Comme je vous l’ai déjà fait observer, mes frères, il était de la justice de Dieu de rendre facile la connaissance de cette Eglise, dans le sein de laquelle seule on peut assurer son salut. Car dans le chef-d’oeuvre de sa miséricorde, quoique absolument gratuit du côté de Dieu, la justice divine serait essentiellement blessée, si Dieu n’avait mis à la portée de tous ceux qu’il appelle au salut, c’est-à-dire de tous les hommes en général, le seul moyen d’y parvenir. Et comme l’Eglise est l’unique canal, par lequel les mérites du sang précieux de Jésus-Christ puissent découler jusqu’à nous, il s’ensuit que cette Eglise doit avoir des caractères divins, qui la distinguent de toutes les fausses sociétés qui se disent chrétiennes, et que ces caractères doivent être aisés à connaître. Développons ici en peu de mots les quatre caractères que je vous ai déjà annoncés.
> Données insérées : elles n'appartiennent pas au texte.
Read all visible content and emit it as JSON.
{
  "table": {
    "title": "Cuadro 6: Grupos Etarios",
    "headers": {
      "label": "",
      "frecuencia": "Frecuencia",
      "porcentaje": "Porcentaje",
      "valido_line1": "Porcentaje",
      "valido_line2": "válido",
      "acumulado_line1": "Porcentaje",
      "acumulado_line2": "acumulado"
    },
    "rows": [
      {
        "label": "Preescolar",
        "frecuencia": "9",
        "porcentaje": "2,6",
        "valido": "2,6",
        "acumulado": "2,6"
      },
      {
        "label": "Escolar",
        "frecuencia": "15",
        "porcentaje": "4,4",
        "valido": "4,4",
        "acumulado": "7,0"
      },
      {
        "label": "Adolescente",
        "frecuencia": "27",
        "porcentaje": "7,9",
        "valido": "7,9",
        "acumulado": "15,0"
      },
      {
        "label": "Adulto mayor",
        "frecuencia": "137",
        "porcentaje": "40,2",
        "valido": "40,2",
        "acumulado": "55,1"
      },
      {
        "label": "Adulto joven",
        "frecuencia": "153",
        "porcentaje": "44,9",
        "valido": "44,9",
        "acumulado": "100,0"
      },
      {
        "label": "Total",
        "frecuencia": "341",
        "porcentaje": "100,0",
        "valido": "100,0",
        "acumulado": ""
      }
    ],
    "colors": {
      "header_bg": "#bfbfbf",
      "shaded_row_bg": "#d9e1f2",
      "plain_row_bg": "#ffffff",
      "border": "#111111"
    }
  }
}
L’unité est un caractère d’autant plus essentiel à l’Eglise de Dieu que la vérité est essentiellement une, qu’elle ne peut se trouver dans deux propositions contradictoires, qu’il lui est impossible de s’allier avec le mensonge, qu’elle réclame nécessairement contre l’erreur. Tous les membres d’un même corps ne doivent-ils pas, en effet, être liés entre eux par l’unité des mêmes principes, de la même profession, du même langage, de la même soumission? Ne serait-ce pas une véritable absurdité de supposer que les membres d’une société, dont Jésus-Christ est le chef, puissent rester membres vivants de cette société dont ils déchireraient le sein, dont ils contrarieraient l’esprit, dont ils affecteraient de méconnaître les maximes et les lois? Ne serait-ce même pas un épouvantable blasphème d’admettre que celui qui est la vérité même, qui par son divin esprit enseigne toute vérité, puisse maintenir, approuver, tolérer ou dissimuler les écarts de l’esprit et du coeur en matière de foi? D’ailleurs, nous ne formons qu’un seul corps, nous dit saint Paul, et Jésus-Christ en est le chef: Unum corpus sumus in Christo. Or Jésus-Christ ne peut avoir qu’un corps mystique, comme il n’a qu’un corps naturel. Enfin, et voici une réflexion absolument péremptoire, Jésus-Christ nous dit dans le saint évangile qu’il a d’autres brebis hors de la Judée et qu’il les rassemblera toutes dans la même bergerie, afin que dans la suite elles ne forment toutes qu’un seul troupeau, sous un seul et même pasteur: Et fiet unus pastor et unum ovile.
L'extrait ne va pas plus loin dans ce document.